Oommen Deepu, Kizhakkedath Praseetha, Jawabri Aseel A, Varghese Divya Saro, Ali Bassam R
Department of Genetics and Genomics, College of Medicine and Health Sciences, United Arab Emirates University, Al-Ain, United Arab Emirates.
Department of Pathology, College of Medicine and Health Sciences, United Arab Emirates University, Al-Ain, United Arab Emirates.
Front Genet. 2020 Sep 23;11:570355. doi: 10.3389/fgene.2020.570355. eCollection 2020.

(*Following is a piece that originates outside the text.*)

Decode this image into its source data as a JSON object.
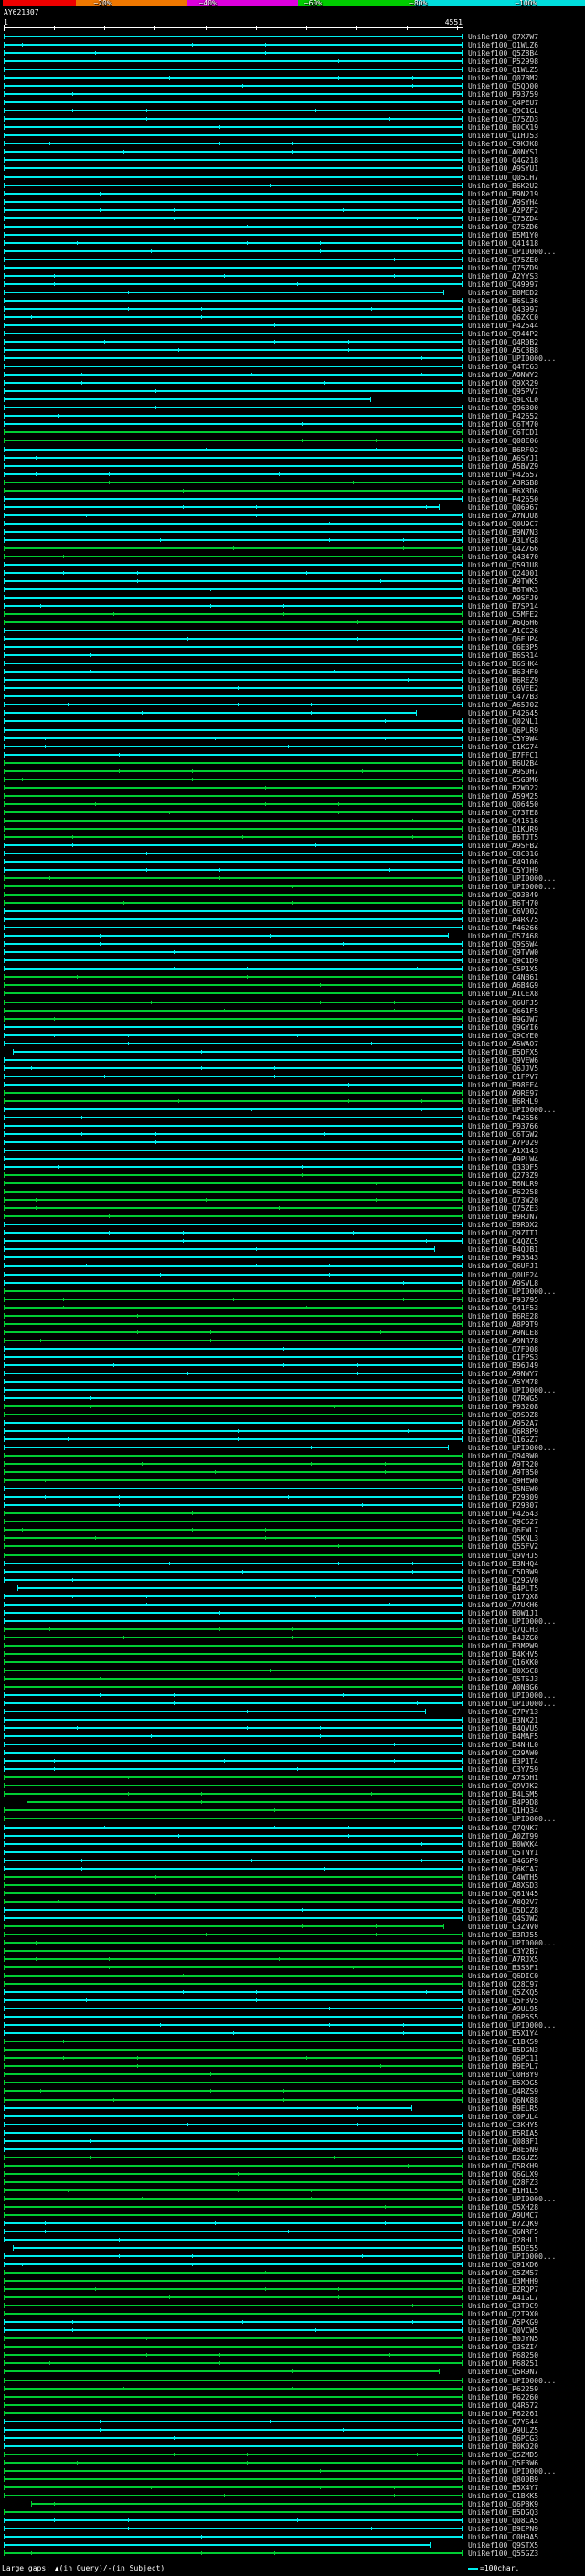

Familial hypercholesterolemia (FH) is an autosomal genetic disease characterized by high serum low-density lipoprotein (LDL) content leading to premature coronary artery disease. The main genetic and molecular causes of FH are mutations in low-density lipoprotein receptor gene () resulting in the non-clearance of LDL from the blood by hepatocytes and consequently the formation of plaques. LDLR is synthesized and glycosylated in the endoplasmic reticulum (ER) and then transported to the plasma membrane via Golgi. It is estimated that more than 50% of reported FH-causing mutations in LDLR result in misfolded proteins that are transport-defective and hence retained in ER. ER accumulation of misfolded proteins causes ER-stress and activates unfolded protein response (UPR). UPR aids protein folding, blocks further protein synthesis, and eliminates misfolded proteins via ER-associated degradation (ERAD) to alleviate ER stress. Various studies demonstrated that ER-retained LDLR mutants are subjected to ERAD. Interestingly, chemical chaperones and genetic or pharmacological inhibition of ERAD have been reported to rescue the transport defective mutant LDLR alleles from ERAD and restore their ER-Golgi transport resulting in the expression of functional plasma membrane LDLR. This suggests the possibility of pharmacological modulation of proteostasis in the ER as a therapeutic strategy for FH. In this review, we picture a detailed analysis of UPR and the ERAD processes activated by ER-retained LDLR mutants associated with FH. In addition, we discuss and critically evaluate the potential role of chemical chaperones and ERAD modulators in the therapeutic management of FH.
家族性高胆固醇血症(FH)是一种常染色体遗传病,其特征是血清低密度脂蛋白(LDL)含量高,可导致早发性冠状动脉疾病。FH的主要遗传和分子病因是低密度脂蛋白受体基因()发生突变,导致肝细胞无法清除血液中的LDL,进而形成斑块。LDLR在内质网(ER)中合成并进行糖基化,然后通过高尔基体转运到质膜。据估计,LDLR中超过50%导致FH的报道突变会导致蛋白质错误折叠,这些错误折叠的蛋白质存在转运缺陷,因此会保留在内质网中。错误折叠的蛋白质在内质网中积累会导致内质网应激,并激活未折叠蛋白反应(UPR)。UPR有助于蛋白质折叠,阻止进一步的蛋白质合成,并通过内质网相关降解(ERAD)消除错误折叠的蛋白质,以减轻内质网应激。各种研究表明,内质网保留的LDLR突变体可通过ERAD进行处理。有趣的是,据报道,化学伴侣以及ERAD的基因或药理学抑制作用可挽救有转运缺陷的突变LDLR等位基因,使其免于ERAD,并恢复其内质网-高尔基体转运,从而使功能性质膜LDLR得以表达。这表明对内质网中蛋白质稳态进行药理学调节有可能作为FH的一种治疗策略。在本综述中,我们详细分析了与FH相关的内质网保留的LDLR突变体激活的UPR和ERAD过程。此外,我们讨论并批判性地评估了化学伴侣和ERAD调节剂在FH治疗管理中的潜在作用。